Noutros momentos litúrgicos, quem preside à celebração apresenta-se com três velas unidas pela base e cingidas por uma fita, simbolizando a indivisibilidade da Trindade e invocando a sua bênção. Apesar da grande importância das preces, da frequente glorificação da Santíssima Trindade e de uma festa que lhe é dedicada, não existem gestos demasiado relevantes nas acções litúrgicas; localmente podem ter sido acrescentados alguns sinais evocativos – como por exemplo a presença de três velas nos batistérios e funerais –, mas que não são de matriz litúrgica.
A Festa da Divina Trindade celebra-se, na ortodoxia, no dia seguinte ao Pentecostes, enquanto que na Igreja Católica Romana é no domingo consecutivo.
Existem correlações diferentes nas interpretações das representações simbólicas da Divina Trindade. Enquanto que em algumas confissões a teologia procede da sapiência (de baixo para cima), na ortodoxia resulta de uma procura profética (de cima para baixo) que procede da revelação bíblica que se plasma nas representações que cada um tem: gestos, objectos e cânticos.
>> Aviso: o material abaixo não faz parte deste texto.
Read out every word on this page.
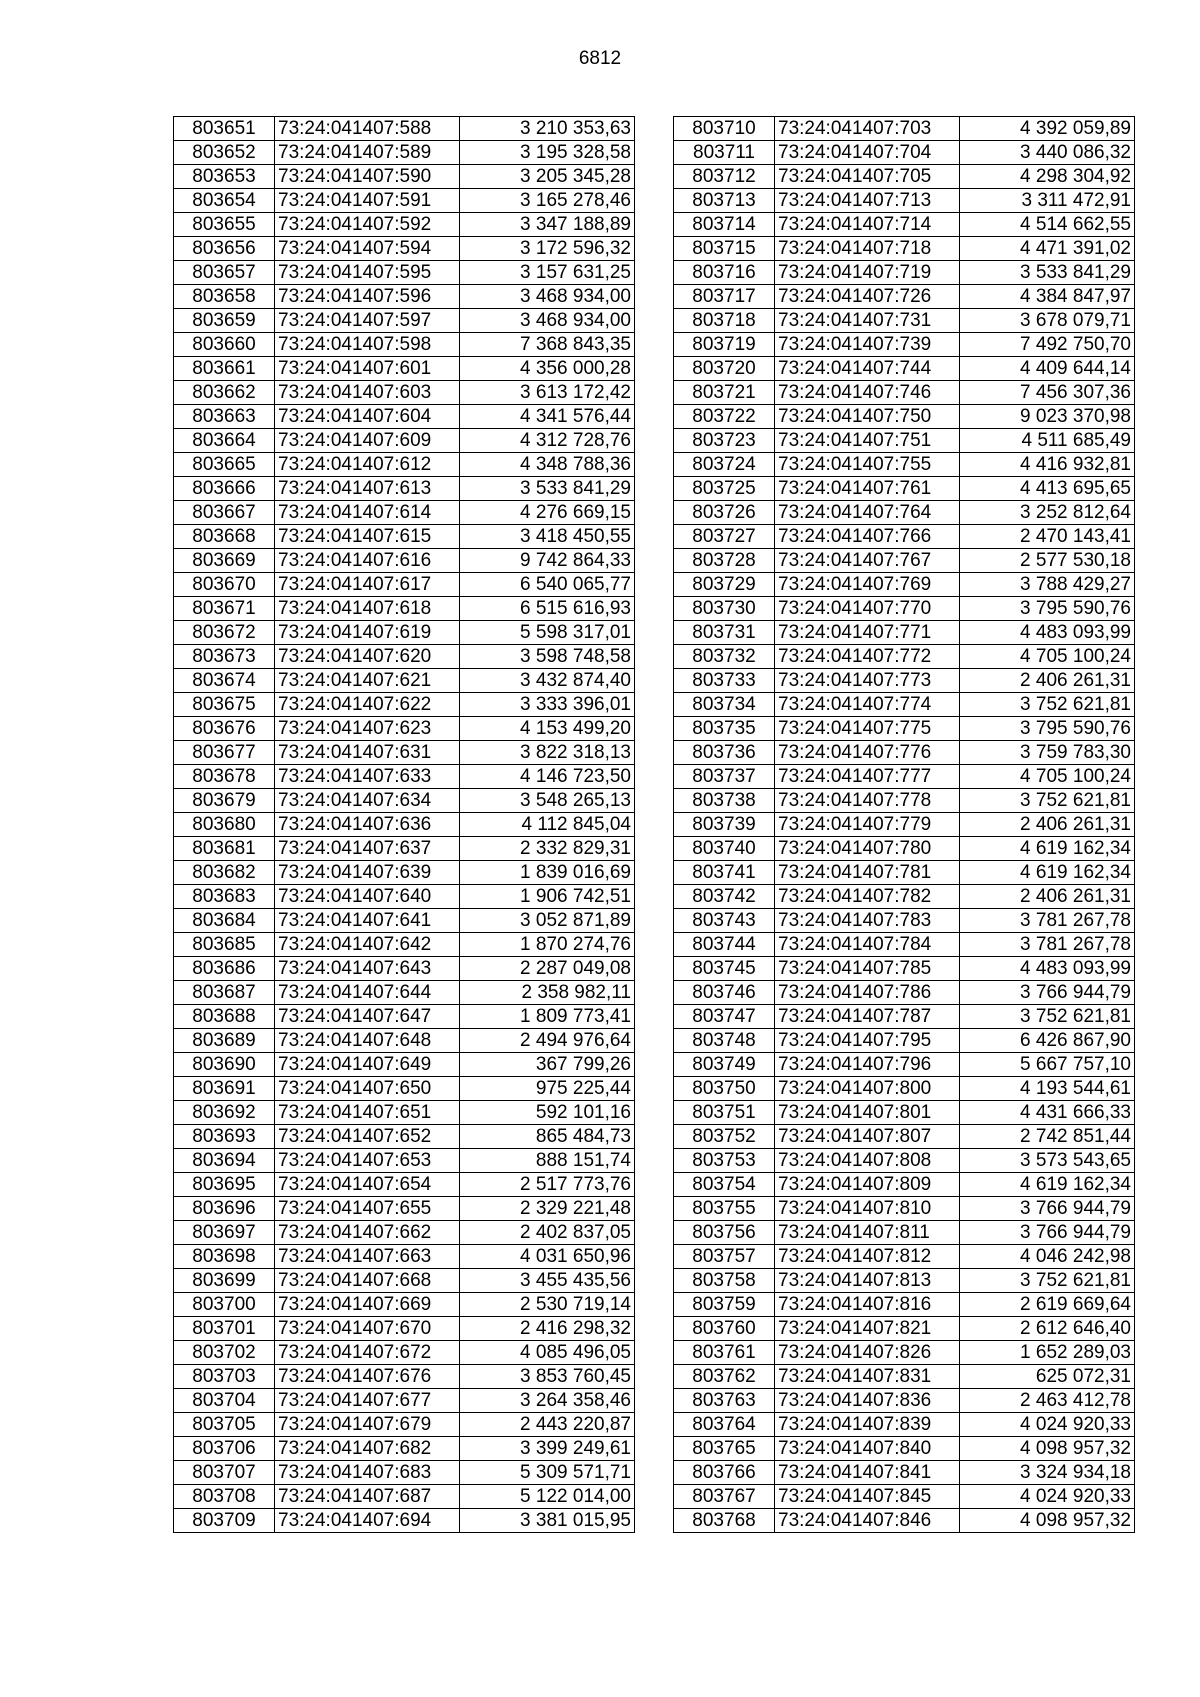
6812
803651	73:24:041407:588	3 210 353,63
803652	73:24:041407:589	3 195 328,58
803653	73:24:041407:590	3 205 345,28
803654	73:24:041407:591	3 165 278,46
803655	73:24:041407:592	3 347 188,89
803656	73:24:041407:594	3 172 596,32
803657	73:24:041407:595	3 157 631,25
803658	73:24:041407:596	3 468 934,00
803659	73:24:041407:597	3 468 934,00
803660	73:24:041407:598	7 368 843,35
803661	73:24:041407:601	4 356 000,28
803662	73:24:041407:603	3 613 172,42
803663	73:24:041407:604	4 341 576,44
803664	73:24:041407:609	4 312 728,76
803665	73:24:041407:612	4 348 788,36
803666	73:24:041407:613	3 533 841,29
803667	73:24:041407:614	4 276 669,15
803668	73:24:041407:615	3 418 450,55
803669	73:24:041407:616	9 742 864,33
803670	73:24:041407:617	6 540 065,77
803671	73:24:041407:618	6 515 616,93
803672	73:24:041407:619	5 598 317,01
803673	73:24:041407:620	3 598 748,58
803674	73:24:041407:621	3 432 874,40
803675	73:24:041407:622	3 333 396,01
803676	73:24:041407:623	4 153 499,20
803677	73:24:041407:631	3 822 318,13
803678	73:24:041407:633	4 146 723,50
803679	73:24:041407:634	3 548 265,13
803680	73:24:041407:636	4 112 845,04
803681	73:24:041407:637	2 332 829,31
803682	73:24:041407:639	1 839 016,69
803683	73:24:041407:640	1 906 742,51
803684	73:24:041407:641	3 052 871,89
803685	73:24:041407:642	1 870 274,76
803686	73:24:041407:643	2 287 049,08
803687	73:24:041407:644	2 358 982,11
803688	73:24:041407:647	1 809 773,41
803689	73:24:041407:648	2 494 976,64
803690	73:24:041407:649	367 799,26
803691	73:24:041407:650	975 225,44
803692	73:24:041407:651	592 101,16
803693	73:24:041407:652	865 484,73
803694	73:24:041407:653	888 151,74
803695	73:24:041407:654	2 517 773,76
803696	73:24:041407:655	2 329 221,48
803697	73:24:041407:662	2 402 837,05
803698	73:24:041407:663	4 031 650,96
803699	73:24:041407:668	3 455 435,56
803700	73:24:041407:669	2 530 719,14
803701	73:24:041407:670	2 416 298,32
803702	73:24:041407:672	4 085 496,05
803703	73:24:041407:676	3 853 760,45
803704	73:24:041407:677	3 264 358,46
803705	73:24:041407:679	2 443 220,87
803706	73:24:041407:682	3 399 249,61
803707	73:24:041407:683	5 309 571,71
803708	73:24:041407:687	5 122 014,00
803709	73:24:041407:694	3 381 015,95
803710	73:24:041407:703	4 392 059,89
803711	73:24:041407:704	3 440 086,32
803712	73:24:041407:705	4 298 304,92
803713	73:24:041407:713	3 311 472,91
803714	73:24:041407:714	4 514 662,55
803715	73:24:041407:718	4 471 391,02
803716	73:24:041407:719	3 533 841,29
803717	73:24:041407:726	4 384 847,97
803718	73:24:041407:731	3 678 079,71
803719	73:24:041407:739	7 492 750,70
803720	73:24:041407:744	4 409 644,14
803721	73:24:041407:746	7 456 307,36
803722	73:24:041407:750	9 023 370,98
803723	73:24:041407:751	4 511 685,49
803724	73:24:041407:755	4 416 932,81
803725	73:24:041407:761	4 413 695,65
803726	73:24:041407:764	3 252 812,64
803727	73:24:041407:766	2 470 143,41
803728	73:24:041407:767	2 577 530,18
803729	73:24:041407:769	3 788 429,27
803730	73:24:041407:770	3 795 590,76
803731	73:24:041407:771	4 483 093,99
803732	73:24:041407:772	4 705 100,24
803733	73:24:041407:773	2 406 261,31
803734	73:24:041407:774	3 752 621,81
803735	73:24:041407:775	3 795 590,76
803736	73:24:041407:776	3 759 783,30
803737	73:24:041407:777	4 705 100,24
803738	73:24:041407:778	3 752 621,81
803739	73:24:041407:779	2 406 261,31
803740	73:24:041407:780	4 619 162,34
803741	73:24:041407:781	4 619 162,34
803742	73:24:041407:782	2 406 261,31
803743	73:24:041407:783	3 781 267,78
803744	73:24:041407:784	3 781 267,78
803745	73:24:041407:785	4 483 093,99
803746	73:24:041407:786	3 766 944,79
803747	73:24:041407:787	3 752 621,81
803748	73:24:041407:795	6 426 867,90
803749	73:24:041407:796	5 667 757,10
803750	73:24:041407:800	4 193 544,61
803751	73:24:041407:801	4 431 666,33
803752	73:24:041407:807	2 742 851,44
803753	73:24:041407:808	3 573 543,65
803754	73:24:041407:809	4 619 162,34
803755	73:24:041407:810	3 766 944,79
803756	73:24:041407:811	3 766 944,79
803757	73:24:041407:812	4 046 242,98
803758	73:24:041407:813	3 752 621,81
803759	73:24:041407:816	2 619 669,64
803760	73:24:041407:821	2 612 646,40
803761	73:24:041407:826	1 652 289,03
803762	73:24:041407:831	625 072,31
803763	73:24:041407:836	2 463 412,78
803764	73:24:041407:839	4 024 920,33
803765	73:24:041407:840	4 098 957,32
803766	73:24:041407:841	3 324 934,18
803767	73:24:041407:845	4 024 920,33
803768	73:24:041407:846	4 098 957,32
Desde os textos do Novo Testamento podemos recolher ensinamentos preciosos sobre o simbolismo adotado na liturgia. Entre outros destaco alguns teólogos menos referidos e que têm belíssimos textos sobre a Trindade, como sejam: Hilário de Poitiers (300-368), que escreveu as primeiras exposições contra o arianismo e, mais recentemente, os conhecidos Jean-Yves Leloup, Sergei Boulgakov e Olivier Clément, entre outros.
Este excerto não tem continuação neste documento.